Nanobiotechnology, bionanotechnology, and nanobiology are terms that refer to the intersection of nanotechnology and biology.  Nanobiotechnology indicates the merger of biological research with various fields of nanotechnology. Concepts that are enhanced through nanobiotechnology include nanoparticles. This technical approach to biology allows scientists to imagine and create systems that can be used for biological research. Biologically inspired nanotechnology uses biological systems as the inspirations for technologies not yet created.  Dr. Nieh’s research mainly focuses on the studies of soft materials (including phospholipids, polymers, surfactants) through structural characterization to understand the chemical physics of the systems in interest, which has important potential for practical applications. The common method employed by the group is scattering such as neutron, X-ray and light scattering.   “Nanoparticles” are applicable in medical, sensing, and optical researches due to their small sizes which are in the range of nanometers (1 nanometer = a billionth of a meter). We have developed many lipid-based nanoparticles that have a variety of shapes (spheres, disks, long ribbons, sheet-like) through self-assembly which means the nanoparticles spontaneously form by themselves. Our research group has established methods to control the size and shape of the nanoparticles. If you choose this site, you will have an opportunity to assist the scientists learn more about how molecular interactions and molecular architectures can be applied to control the shape and size of the nanoparticles, further advancing the nanobiotechnology.

 

CHEMBIOENG7: Making “Nano-pockets” for Nanoparticles

Mentors: Dr.
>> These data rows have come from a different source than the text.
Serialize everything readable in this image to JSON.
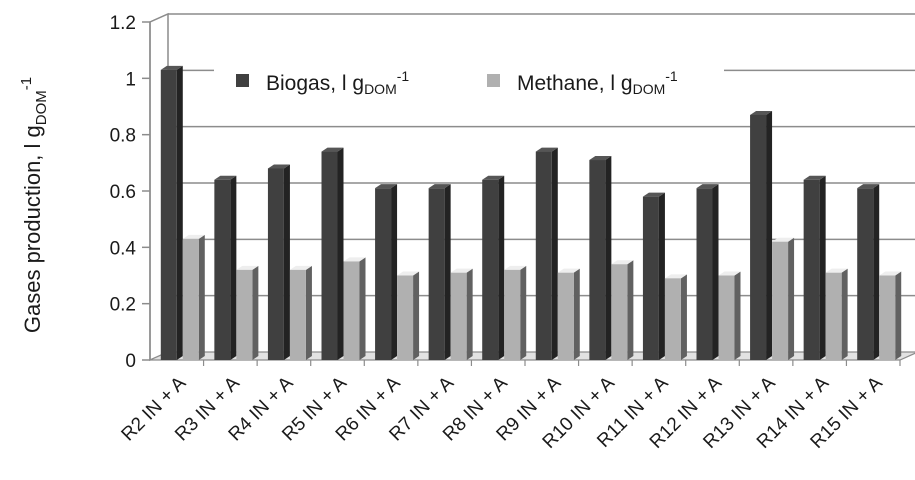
{
  "chart_data": {
    "type": "bar",
    "style": "3d-clustered-column",
    "ylabel_main": "Gases production, l g",
    "ylabel_sub": "DOM",
    "ylabel_sup": "-1",
    "ylim": [
      0,
      1.2
    ],
    "yticks": [
      "0",
      "0.2",
      "0.4",
      "0.6",
      "0.8",
      "1",
      "1.2"
    ],
    "grid": true,
    "legend_position": "top",
    "categories": [
      "R2 IN + A",
      "R3 IN + A",
      "R4 IN + A",
      "R5 IN + A",
      "R6 IN + A",
      "R7 IN + A",
      "R8 IN + A",
      "R9 IN + A",
      "R10 IN + A",
      "R11 IN + A",
      "R12 IN + A",
      "R13 IN + A",
      "R14 IN + A",
      "R15 IN + A"
    ],
    "series": [
      {
        "name": "Biogas",
        "legend_main": "Biogas, l g",
        "legend_sub": "DOM",
        "legend_sup": "-1",
        "color": "#404040",
        "values": [
          1.03,
          0.64,
          0.68,
          0.74,
          0.61,
          0.61,
          0.64,
          0.74,
          0.71,
          0.58,
          0.61,
          0.87,
          0.64,
          0.61
        ]
      },
      {
        "name": "Methane",
        "legend_main": "Methane, l g",
        "legend_sub": "DOM",
        "legend_sup": "-1",
        "color": "#b0b0b0",
        "values": [
          0.43,
          0.32,
          0.32,
          0.35,
          0.3,
          0.31,
          0.32,
          0.31,
          0.34,
          0.29,
          0.3,
          0.42,
          0.31,
          0.3
        ]
      }
    ]
  }
}
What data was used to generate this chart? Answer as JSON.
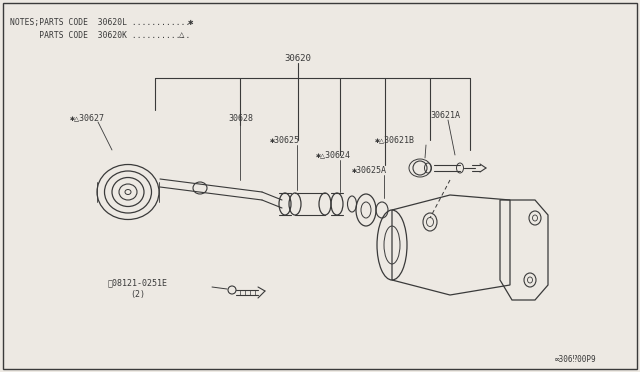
{
  "bg_color": "#ede9e3",
  "line_color": "#3a3a3a",
  "notes1": "NOTES;PARTS CODE  30620L ............",
  "notes2": "      PARTS CODE  30620K ............",
  "sym_star": "✱",
  "sym_tri": "△",
  "footer": "∞306⁉00P9",
  "lbl_30620": "30620",
  "lbl_30627": "✱△30627",
  "lbl_30628": "30628",
  "lbl_30625": "✱30625",
  "lbl_30624": "✱△30624",
  "lbl_30625A": "✱30625A",
  "lbl_30621A": "30621A",
  "lbl_30621B": "✱△30621B",
  "lbl_bolt": "Ⓑ08121-0251E",
  "lbl_bolt2": "(2)"
}
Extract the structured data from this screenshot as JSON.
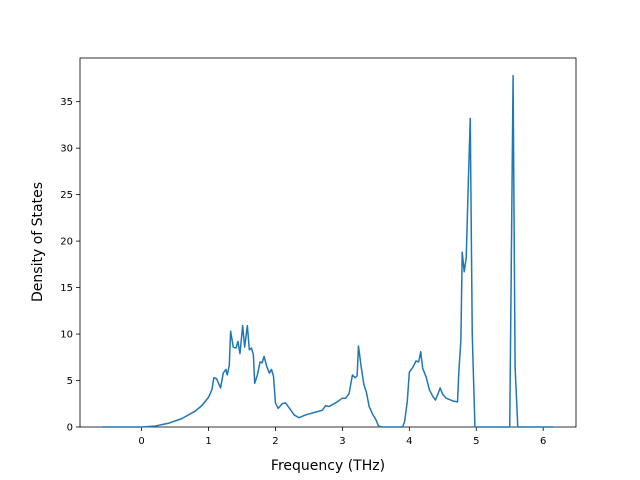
{
  "chart_data": {
    "type": "line",
    "xlabel": "Frequency (THz)",
    "ylabel": "Density of States",
    "xlim": [
      -0.92,
      6.49
    ],
    "ylim": [
      0,
      39.7
    ],
    "xticks": [
      0,
      1,
      2,
      3,
      4,
      5,
      6
    ],
    "yticks": [
      0,
      5,
      10,
      15,
      20,
      25,
      30,
      35
    ],
    "series": [
      {
        "color": "#1f77b4",
        "x": [
          -0.58,
          0,
          0.2,
          0.4,
          0.6,
          0.8,
          0.9,
          1.0,
          1.05,
          1.08,
          1.12,
          1.18,
          1.22,
          1.26,
          1.28,
          1.31,
          1.33,
          1.37,
          1.41,
          1.44,
          1.47,
          1.51,
          1.54,
          1.58,
          1.61,
          1.64,
          1.67,
          1.69,
          1.73,
          1.77,
          1.8,
          1.83,
          1.87,
          1.91,
          1.94,
          1.97,
          2.0,
          2.04,
          2.1,
          2.15,
          2.2,
          2.28,
          2.35,
          2.45,
          2.6,
          2.7,
          2.75,
          2.8,
          2.9,
          3.0,
          3.05,
          3.1,
          3.15,
          3.19,
          3.22,
          3.24,
          3.28,
          3.32,
          3.36,
          3.4,
          3.45,
          3.5,
          3.54,
          3.6,
          3.9,
          3.93,
          3.97,
          4.0,
          4.05,
          4.1,
          4.14,
          4.17,
          4.2,
          4.25,
          4.3,
          4.35,
          4.39,
          4.43,
          4.46,
          4.5,
          4.55,
          4.65,
          4.72,
          4.74,
          4.77,
          4.79,
          4.82,
          4.85,
          4.88,
          4.91,
          4.94,
          4.98,
          5.5,
          5.52,
          5.55,
          5.58,
          5.62,
          6.15
        ],
        "values": [
          0,
          0,
          0.1,
          0.4,
          0.9,
          1.7,
          2.3,
          3.2,
          4.0,
          5.3,
          5.2,
          4.2,
          5.8,
          6.2,
          5.6,
          6.6,
          10.3,
          8.6,
          8.5,
          9.2,
          7.9,
          10.9,
          8.6,
          10.9,
          8.3,
          8.5,
          7.8,
          4.7,
          5.6,
          7.0,
          6.9,
          7.6,
          6.5,
          5.8,
          6.2,
          5.5,
          2.6,
          2.0,
          2.5,
          2.6,
          2.1,
          1.3,
          1.0,
          1.3,
          1.6,
          1.8,
          2.3,
          2.2,
          2.6,
          3.1,
          3.1,
          3.6,
          5.6,
          5.3,
          5.5,
          8.7,
          6.5,
          4.6,
          3.7,
          2.2,
          1.4,
          0.8,
          0.1,
          0,
          0,
          0.6,
          2.8,
          5.9,
          6.4,
          7.1,
          7.0,
          8.1,
          6.3,
          5.4,
          4.0,
          3.3,
          2.9,
          3.6,
          4.2,
          3.5,
          3.1,
          2.8,
          2.7,
          6.0,
          9.3,
          18.8,
          16.7,
          18.2,
          26.0,
          33.2,
          10,
          0,
          0,
          15,
          37.8,
          6.5,
          0,
          0
        ]
      }
    ]
  }
}
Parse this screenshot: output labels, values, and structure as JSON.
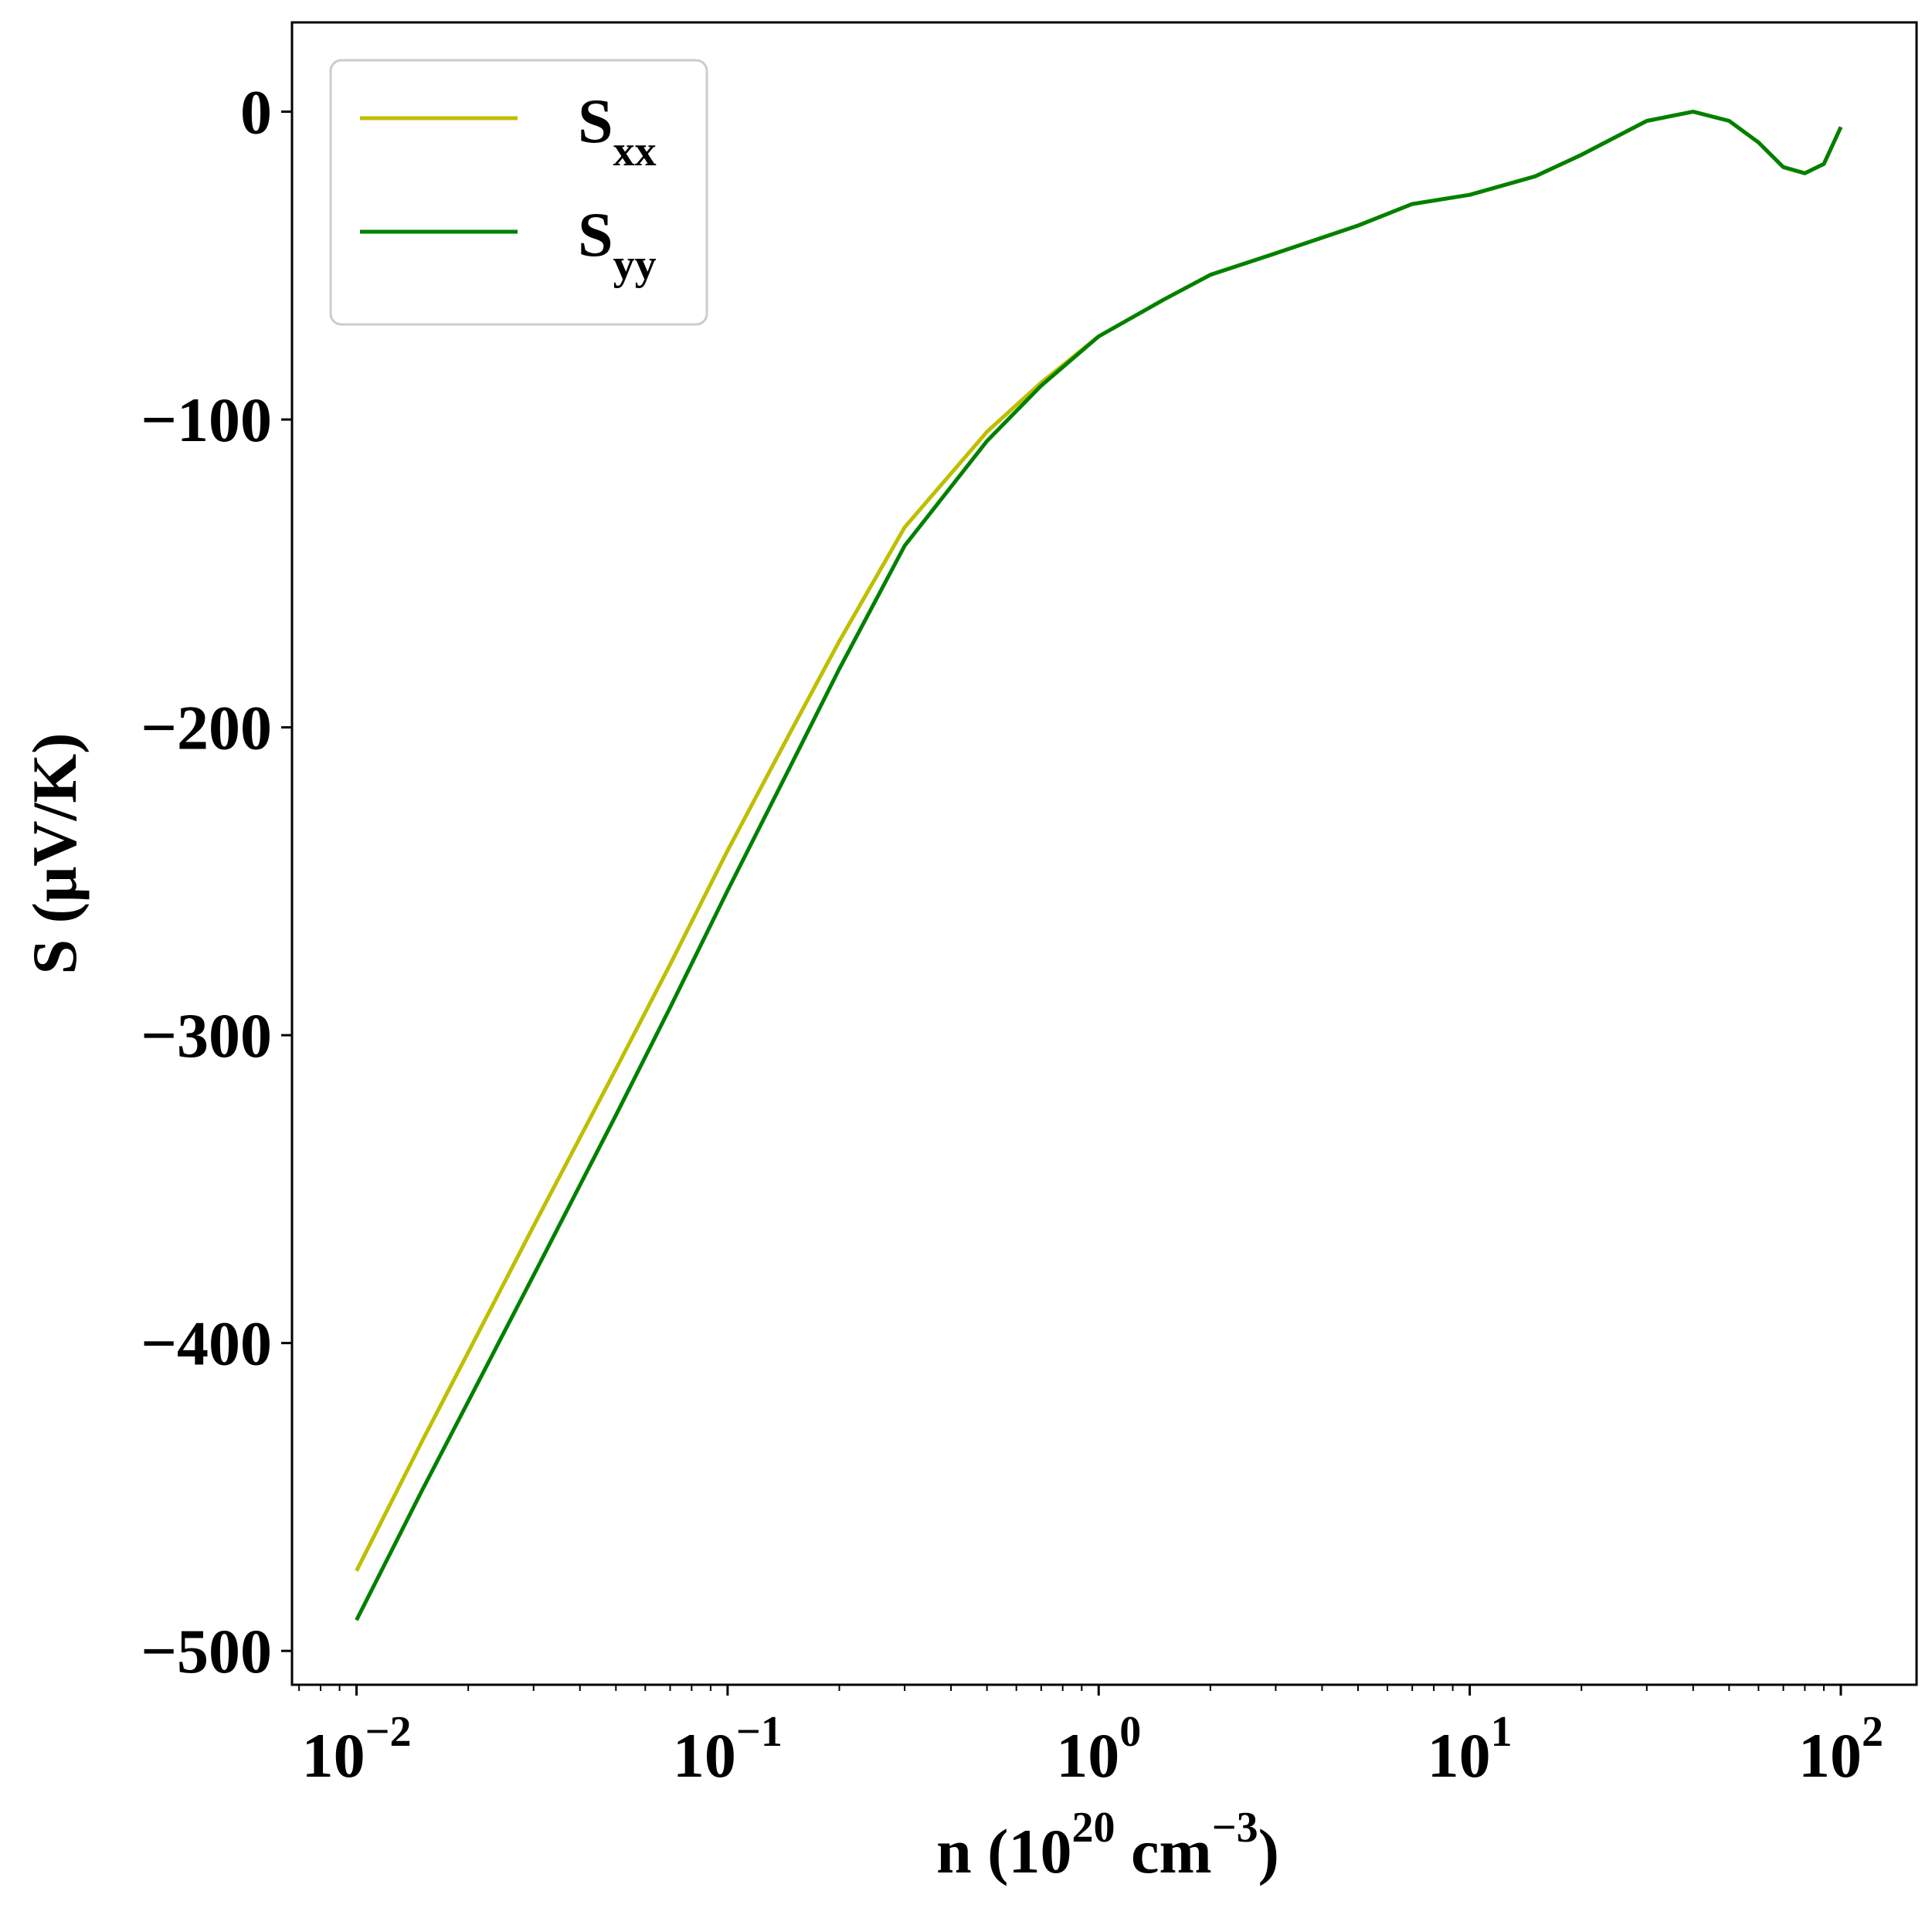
{
  "chart_data": {
    "type": "line",
    "title": "",
    "xlabel": {
      "base": "n (10",
      "exp1": "20",
      "mid": " cm",
      "exp2": "−3",
      "tail": ")"
    },
    "ylabel": "S (μV/K)",
    "xscale": "log",
    "xlim": [
      0.0067,
      160
    ],
    "ylim": [
      -511,
      29
    ],
    "x_ticks": [
      {
        "value": 0.01,
        "base": "10",
        "exp": "−2"
      },
      {
        "value": 0.1,
        "base": "10",
        "exp": "−1"
      },
      {
        "value": 1,
        "base": "10",
        "exp": "0"
      },
      {
        "value": 10,
        "base": "10",
        "exp": "1"
      },
      {
        "value": 100,
        "base": "10",
        "exp": "2"
      }
    ],
    "y_ticks": [
      {
        "value": 0,
        "label": "0"
      },
      {
        "value": -100,
        "label": "−100"
      },
      {
        "value": -200,
        "label": "−200"
      },
      {
        "value": -300,
        "label": "−300"
      },
      {
        "value": -400,
        "label": "−400"
      },
      {
        "value": -500,
        "label": "−500"
      }
    ],
    "grid": false,
    "legend_position": "top-left",
    "series": [
      {
        "name": "S",
        "name_sub": "xx",
        "color": "#bfbf00",
        "points": [
          [
            0.01,
            -474
          ],
          [
            0.015,
            -432
          ],
          [
            0.02,
            -403
          ],
          [
            0.03,
            -362
          ],
          [
            0.05,
            -311
          ],
          [
            0.07,
            -277
          ],
          [
            0.1,
            -240
          ],
          [
            0.15,
            -200
          ],
          [
            0.2,
            -172
          ],
          [
            0.3,
            -135
          ],
          [
            0.5,
            -104
          ],
          [
            0.7,
            -88
          ],
          [
            1.0,
            -73
          ],
          [
            1.5,
            -61
          ],
          [
            2.0,
            -53
          ],
          [
            3.0,
            -46
          ],
          [
            5.0,
            -37
          ],
          [
            7.0,
            -30
          ],
          [
            10.0,
            -27
          ],
          [
            15.0,
            -21
          ],
          [
            20.0,
            -14
          ],
          [
            30.0,
            -3
          ],
          [
            40.0,
            0
          ],
          [
            50.0,
            -3
          ],
          [
            60.0,
            -10
          ],
          [
            70.0,
            -18
          ],
          [
            80.0,
            -20
          ],
          [
            90.0,
            -17
          ],
          [
            100.0,
            -5
          ]
        ]
      },
      {
        "name": "S",
        "name_sub": "yy",
        "color": "#008000",
        "points": [
          [
            0.01,
            -490
          ],
          [
            0.015,
            -448
          ],
          [
            0.02,
            -419
          ],
          [
            0.03,
            -378
          ],
          [
            0.05,
            -326
          ],
          [
            0.07,
            -291
          ],
          [
            0.1,
            -253
          ],
          [
            0.15,
            -211
          ],
          [
            0.2,
            -181
          ],
          [
            0.3,
            -141
          ],
          [
            0.5,
            -107
          ],
          [
            0.7,
            -89
          ],
          [
            1.0,
            -73
          ],
          [
            1.5,
            -61
          ],
          [
            2.0,
            -53
          ],
          [
            3.0,
            -46
          ],
          [
            5.0,
            -37
          ],
          [
            7.0,
            -30
          ],
          [
            10.0,
            -27
          ],
          [
            15.0,
            -21
          ],
          [
            20.0,
            -14
          ],
          [
            30.0,
            -3
          ],
          [
            40.0,
            0
          ],
          [
            50.0,
            -3
          ],
          [
            60.0,
            -10
          ],
          [
            70.0,
            -18
          ],
          [
            80.0,
            -20
          ],
          [
            90.0,
            -17
          ],
          [
            100.0,
            -5
          ]
        ]
      }
    ]
  }
}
Mu-Ping Nieh, Associate Professor, Institute of Materials Science/Chemical & Biomolecular Engineering; and Armin Tahmasbi Rad, Graduate Research Assistants

Nanobiotechnology indicates the merger of biological research with various fields of nanotechnology. Concepts that are enhanced through nanobiotechnology include nanoparticles. This technical approach to biology allows scientists to imagine and create systems that can be used for biological research.  Nanometer (1 nanometer = a billionth of a meter) sized particles have many potential applications in biomedicines and biotechnologies because the small size of the particles greatly enhances the internalization into cancer cells (i.e., cancer cells love to “eat” them). Based on our well established strategy to make self-assembled (i.e., spontaneously forming) lipid-based nanoparticles, we can wrap other nanoparticles (nano gold clusters, quantum dots, etc…) inside the lipid nanoparticles  which become nano-pockets. Then the loaded nanopockets will have the potential to serve as biodiagnostic particles to detect cancer cells with a high sensitivity. If you choose this site, you will help the scientists in the research group to design such nano-pockets and understand how the loading nanoparticles affect the final shape and size of the nanopockets.